After Sunday, New Yorkers convicted of driving while intoxicated will be required to install ignition interlock devices in their vehicles for at least six months.
Convicted drunken drivers will have to blow into an alcohol reading device, which will lock the ignition if the blood-alcohol content is 0.045 percent or above. The state considers a BAC of 0.08 percent the threshold for intoxicated driving.
This new requirement is part of Leandra's Law, which makes drunken driving a felony, regardless of the BAC, if a child under age 16 is in the car.
Rick C. Barrisford, a Jefferson County probation officer and the county's Stop DWI coordinator, said the intent of the law is to save lives.
"That's what it is going to do," he said. "It's a good attempt to get drunk drivers off the road."
But the new law, like the crime, will affect more people than just the offender.
Mr. Barrisford said not only will the offender's vehicle need a device, but any vehicle he or she drives will be required to have a device.
"He won't be able to drive his buddy's car and no one will be able to drive the offender's car without blowing into the device first," he said. "If a teenager is going out with her friends she'll need to blow into it first. If a spouse is grocery shopping with the kids, she'll need to blow into it. It will affect the entire family."
The devices also may affect other drivers.
Mr. Barrisford said the device would require the vehicle's operator to blow into it periodically after the car is running. There will be some buffer time, enough to pull the car over, but if the driver fails to blow into the device, the horn will start blaring and the lights will start flashing, he said.

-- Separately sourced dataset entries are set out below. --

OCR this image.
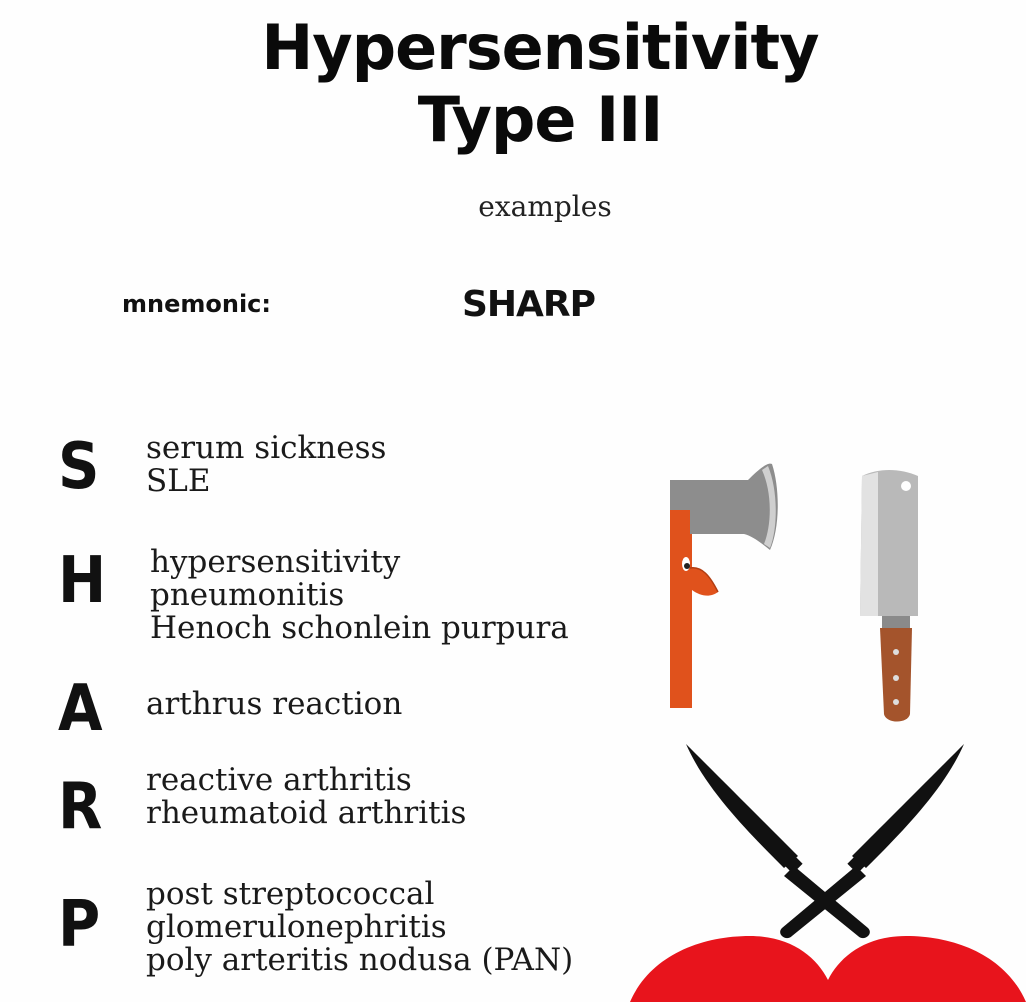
Hypersensitivity
Type III
examples
mnemonic:	SHARP
S	serum sickness
SLE
H	hypersensitivity
pneumonitis
Henoch schonlein purpura
A	arthrus reaction
R	reactive arthritis
rheumatoid arthritis
P	post streptococcal
glomerulonephritis
poly arteritis nodusa (PAN)
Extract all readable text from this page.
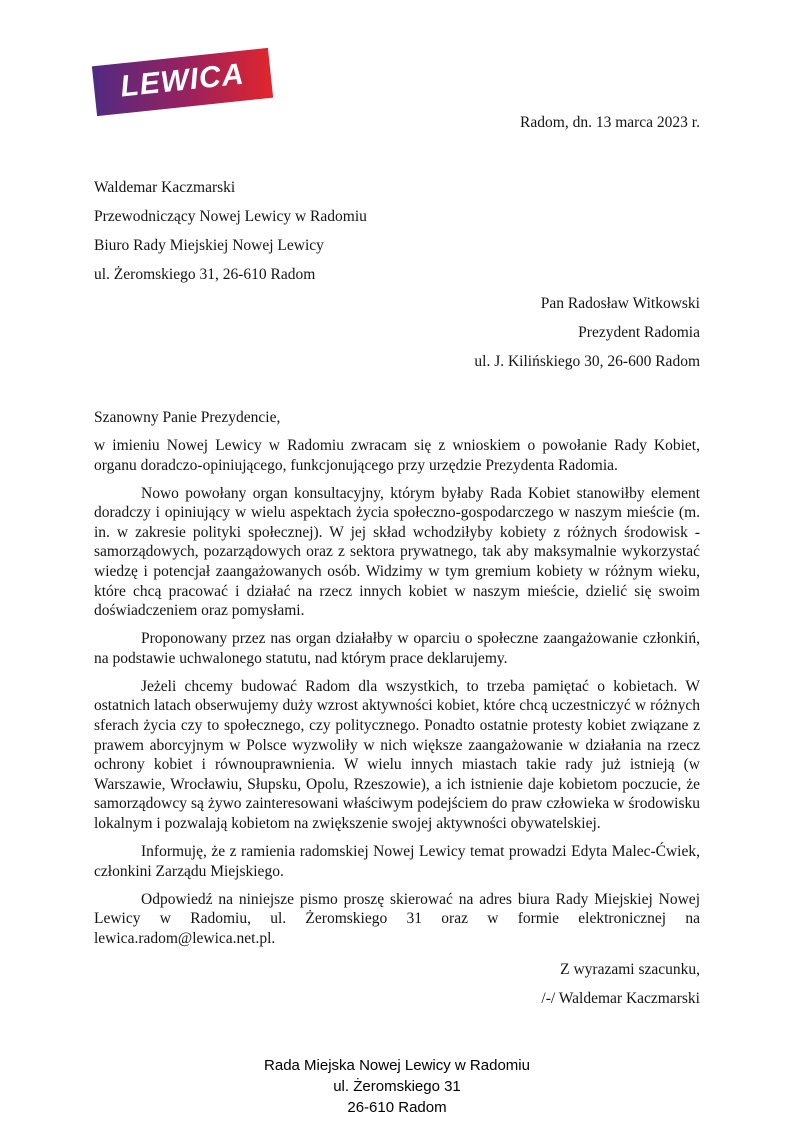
LEWICA

Radom, dn. 13 marca 2023 r.

Waldemar Kaczmarski

Przewodniczący Nowej Lewicy w Radomiu

Biuro Rady Miejskiej Nowej Lewicy

ul. Żeromskiego 31, 26-610 Radom

Pan Radosław Witkowski

Prezydent Radomia

ul. J. Kilińskiego 30, 26-600 Radom

Szanowny Panie Prezydencie,

w imieniu Nowej Lewicy w Radomiu zwracam się z wnioskiem o powołanie Rady Kobiet, organu doradczo-opiniującego, funkcjonującego przy urzędzie Prezydenta Radomia.

Nowo powołany organ konsultacyjny, którym byłaby Rada Kobiet stanowiłby element doradczy i opiniujący w wielu aspektach życia społeczno-gospodarczego w naszym mieście (m. in. w zakresie polityki społecznej). W jej skład wchodziłyby kobiety z różnych środowisk - samorządowych, pozarządowych oraz z sektora prywatnego, tak aby maksymalnie wykorzystać wiedzę i potencjał zaangażowanych osób. Widzimy w tym gremium kobiety w różnym wieku, które chcą pracować i działać na rzecz innych kobiet w naszym mieście, dzielić się swoim doświadczeniem oraz pomysłami.

Proponowany przez nas organ działałby w oparciu o społeczne zaangażowanie członkiń, na podstawie uchwalonego statutu, nad którym prace deklarujemy.

Jeżeli chcemy budować Radom dla wszystkich, to trzeba pamiętać o kobietach. W ostatnich latach obserwujemy duży wzrost aktywności kobiet, które chcą uczestniczyć w różnych sferach życia czy to społecznego, czy politycznego. Ponadto ostatnie protesty kobiet związane z prawem aborcyjnym w Polsce wyzwoliły w nich większe zaangażowanie w działania na rzecz ochrony kobiet i równouprawnienia. W wielu innych miastach takie rady już istnieją (w Warszawie, Wrocławiu, Słupsku, Opolu, Rzeszowie), a ich istnienie daje kobietom poczucie, że samorządowcy są żywo zainteresowani właściwym podejściem do praw człowieka w środowisku lokalnym i pozwalają kobietom na zwiększenie swojej aktywności obywatelskiej.

Informuję, że z ramienia radomskiej Nowej Lewicy temat prowadzi Edyta Malec-Ćwiek, członkini Zarządu Miejskiego.

Odpowiedź na niniejsze pismo proszę skierować na adres biura Rady Miejskiej Nowej Lewicy w Radomiu, ul. Żeromskiego 31 oraz w formie elektronicznej na lewica.radom@lewica.net.pl.

Z wyrazami szacunku,

/-/ Waldemar Kaczmarski

Rada Miejska Nowej Lewicy w Radomiu

ul. Żeromskiego 31

26-610 Radom
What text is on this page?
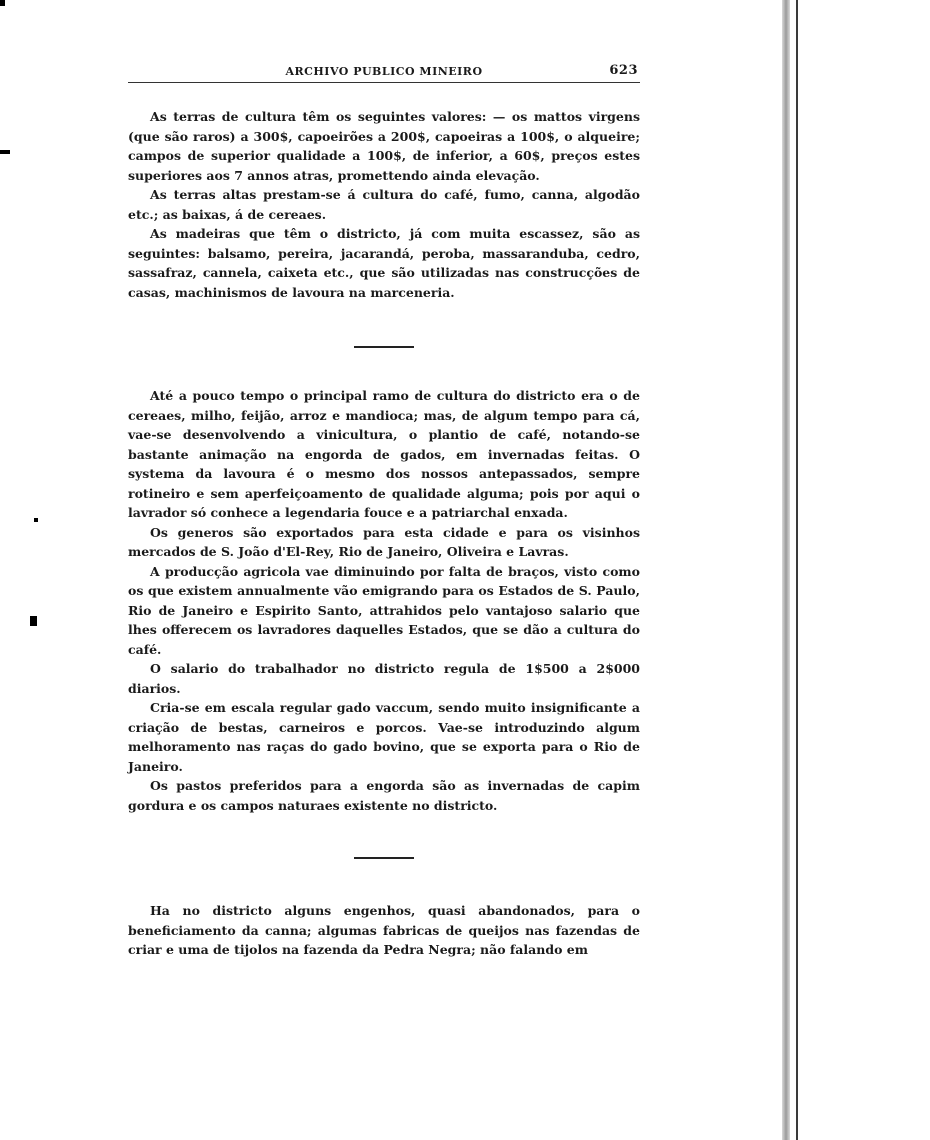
ARCHIVO PUBLICO MINEIRO	623

As terras de cultura têm os seguintes valores: — os mattos virgens (que são raros) a 300$, capoeirões a 200$, capoeiras a 100$, o alqueire; campos de superior qualidade a 100$, de inferior, a 60$, preços estes superiores aos 7 annos atras, promettendo ainda elevação.

As terras altas prestam-se á cultura do café, fumo, canna, algodão etc.; as baixas, á de cereaes.

As madeiras que têm o districto, já com muita escassez, são as seguintes: balsamo, pereira, jacarandá, peroba, massaranduba, cedro, sassafraz, cannela, caixeta etc., que são utilizadas nas construcções de casas, machinismos de lavoura na marceneria.

Até a pouco tempo o principal ramo de cultura do districto era o de cereaes, milho, feijão, arroz e mandioca; mas, de algum tempo para cá, vae-se desenvolvendo a vinicultura, o plantio de café, notando-se bastante animação na engorda de gados, em invernadas feitas. O systema da lavoura é o mesmo dos nossos antepassados, sempre rotineiro e sem aperfeiçoamento de qualidade alguma; pois por aqui o lavrador só conhece a legendaria fouce e a patriarchal enxada.

Os generos são exportados para esta cidade e para os visinhos mercados de S. João d'El-Rey, Rio de Janeiro, Oliveira e Lavras.

A producção agricola vae diminuindo por falta de braços, visto como os que existem annualmente vão emigrando para os Estados de S. Paulo, Rio de Janeiro e Espirito Santo, attrahidos pelo vantajoso salario que lhes offerecem os lavradores daquelles Estados, que se dão a cultura do café.

O salario do trabalhador no districto regula de 1$500 a 2$000 diarios.

Cria-se em escala regular gado vaccum, sendo muito insignificante a criação de bestas, carneiros e porcos. Vae-se introduzindo algum melhoramento nas raças do gado bovino, que se exporta para o Rio de Janeiro.

Os pastos preferidos para a engorda são as invernadas de capim gordura e os campos naturaes existente no districto.

Ha no districto alguns engenhos, quasi abandonados, para o beneficiamento da canna; algumas fabricas de queijos nas fazendas de criar e uma de tijolos na fazenda da Pedra Negra; não falando em
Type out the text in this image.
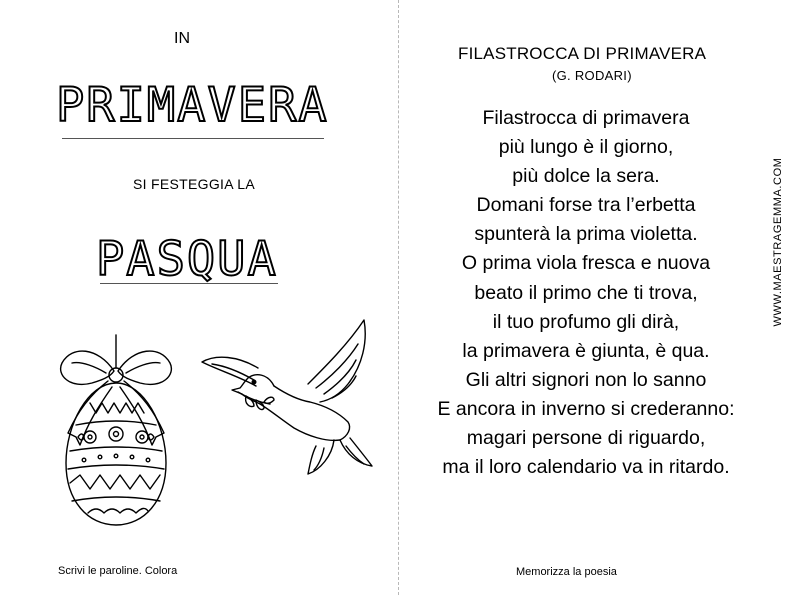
IN
PRIMAVERA
SI FESTEGGIA LA
PASQUA
Scrivi le paroline. Colora
FILASTROCCA DI PRIMAVERA
(G. RODARI)
Filastrocca di primavera
più lungo è il giorno,
più dolce la sera.
Domani forse tra l’erbetta
spunterà la prima violetta.
O prima viola fresca e nuova
beato il primo che ti trova,
il tuo profumo gli dirà,
la primavera è giunta, è qua.
Gli altri signori non lo sanno
E ancora in inverno si crederanno:
magari persone di riguardo,
ma il loro calendario va in ritardo.
WWW.MAESTRAGEMMA.COM
Memorizza la poesia
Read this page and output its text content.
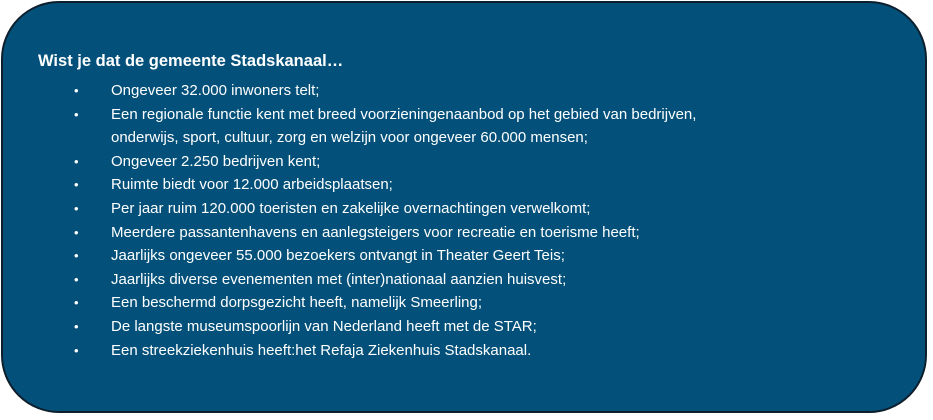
Wist je dat de gemeente Stadskanaal…
• Ongeveer 32.000 inwoners telt;
• Een regionale functie kent met breed voorzieningenaanbod op het gebied van bedrijven,
onderwijs, sport, cultuur, zorg en welzijn voor ongeveer 60.000 mensen;
• Ongeveer 2.250 bedrijven kent;
• Ruimte biedt voor 12.000 arbeidsplaatsen;
• Per jaar ruim 120.000 toeristen en zakelijke overnachtingen verwelkomt;
• Meerdere passantenhavens en aanlegsteigers voor recreatie en toerisme heeft;
• Jaarlijks ongeveer 55.000 bezoekers ontvangt in Theater Geert Teis;
• Jaarlijks diverse evenementen met (inter)nationaal aanzien huisvest;
• Een beschermd dorpsgezicht heeft, namelijk Smeerling;
• De langste museumspoorlijn van Nederland heeft met de STAR;
• Een streekziekenhuis heeft:het Refaja Ziekenhuis Stadskanaal.
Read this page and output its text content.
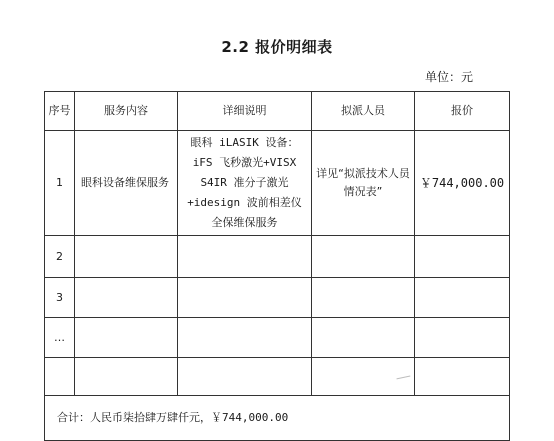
2.2 报价明细表
单位：元
序号	服务内容	详细说明	拟派人员	报价
1	眼科设备维保服务	眼科 iLASIK 设备：iFS 飞秒激光+VISX S4IR 准分子激光+idesign 波前相差仪全保维保服务	详见“拟派技术人员情况表”	￥744,000.00
2				
3				
…				

合计：人民币柒拾肆万肆仟元，￥744,000.00				
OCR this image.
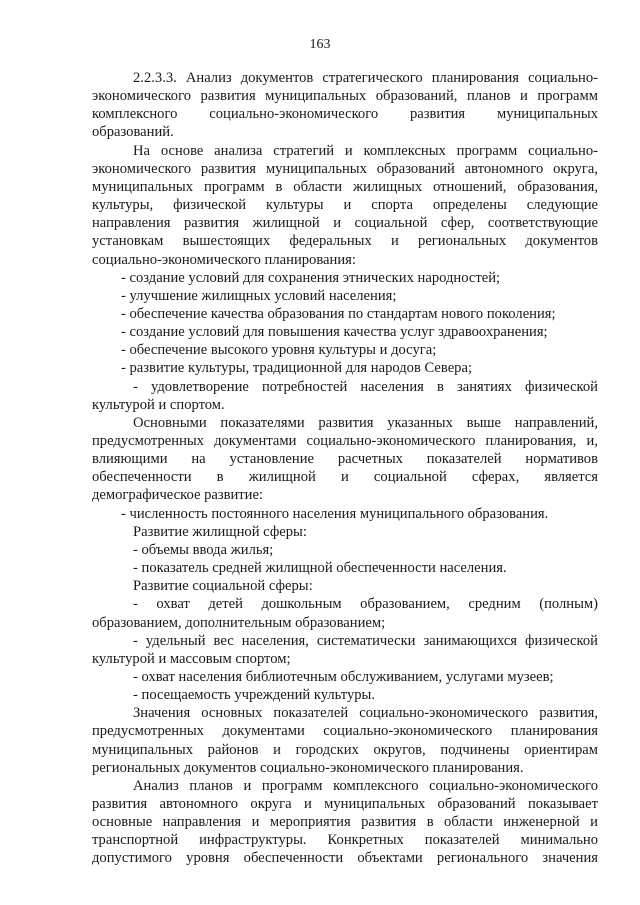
163
2.2.3.3. Анализ документов стратегического планирования социально-
экономического развития муниципальных образований, планов и программ
комплексного социально-экономического развития муниципальных
образований.
На основе анализа стратегий и комплексных программ социально-
экономического развития муниципальных образований автономного округа,
муниципальных программ в области жилищных отношений, образования,
культуры, физической культуры и спорта определены следующие
направления развития жилищной и социальной сфер, соответствующие
установкам вышестоящих федеральных и региональных документов
социально-экономического планирования:
- создание условий для сохранения этнических народностей;
- улучшение жилищных условий населения;
- обеспечение качества образования по стандартам нового поколения;
- создание условий для повышения качества услуг здравоохранения;
- обеспечение высокого уровня культуры и досуга;
- развитие культуры, традиционной для народов Севера;
- удовлетворение потребностей населения в занятиях физической
культурой и спортом.
Основными показателями развития указанных выше направлений,
предусмотренных документами социально-экономического планирования, и,
влияющими на установление расчетных показателей нормативов
обеспеченности в жилищной и социальной сферах, является
демографическое развитие:
- численность постоянного населения муниципального образования.
Развитие жилищной сферы:
- объемы ввода жилья;
- показатель средней жилищной обеспеченности населения.
Развитие социальной сферы:
- охват детей дошкольным образованием, средним (полным)
образованием, дополнительным образованием;
- удельный вес населения, систематически занимающихся физической
культурой и массовым спортом;
- охват населения библиотечным обслуживанием, услугами музеев;
- посещаемость учреждений культуры.
Значения основных показателей социально-экономического развития,
предусмотренных документами социально-экономического планирования
муниципальных районов и городских округов, подчинены ориентирам
региональных документов социально-экономического планирования.
Анализ планов и программ комплексного социально-экономического
развития автономного округа и муниципальных образований показывает
основные направления и мероприятия развития в области инженерной и
транспортной инфраструктуры. Конкретных показателей минимально
допустимого уровня обеспеченности объектами регионального значения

"It could definitely be considered a distraction," Mr. Barrisford said. "The intent is for other drivers to associate that ruckus with a drunk driver."
The offender will have to pay an installation fee of $100, a $3 per day maintenance fee and a $15 monthly calibration fee. The total cost of the device for six months will be about $735.
"And those fees are on top of all the other fines and fees and everything else," said William W. Bowman, executive director of the Alcohol and Substance Abuse Council of Jefferson County Inc.
Between legal fees, court fees, Department of Motor Vehicle fines, required classes and these new costs for the device, a DWI conviction can cost upward of $2,000.
There are still some gray areas of the new requirement, and Mr. Barrisford said he expects the first few months to be a learning experience for those involved.
The law includes a provision in which a judge can waive the fees related to the device, but no standards have been established on which a judge can base his or her decision.
"To my understanding, a judge can decide whether a person can or cannot afford the device," Mr. Barrisford said. "I expect in the future a standard will be set. We are going to have a learning curve. Come back a few months from now and I may have different answers."
Mr. Barrisford said he did not know whether motorcycles and all-terrain vehicles operated by an offender would have to be equipped with a device.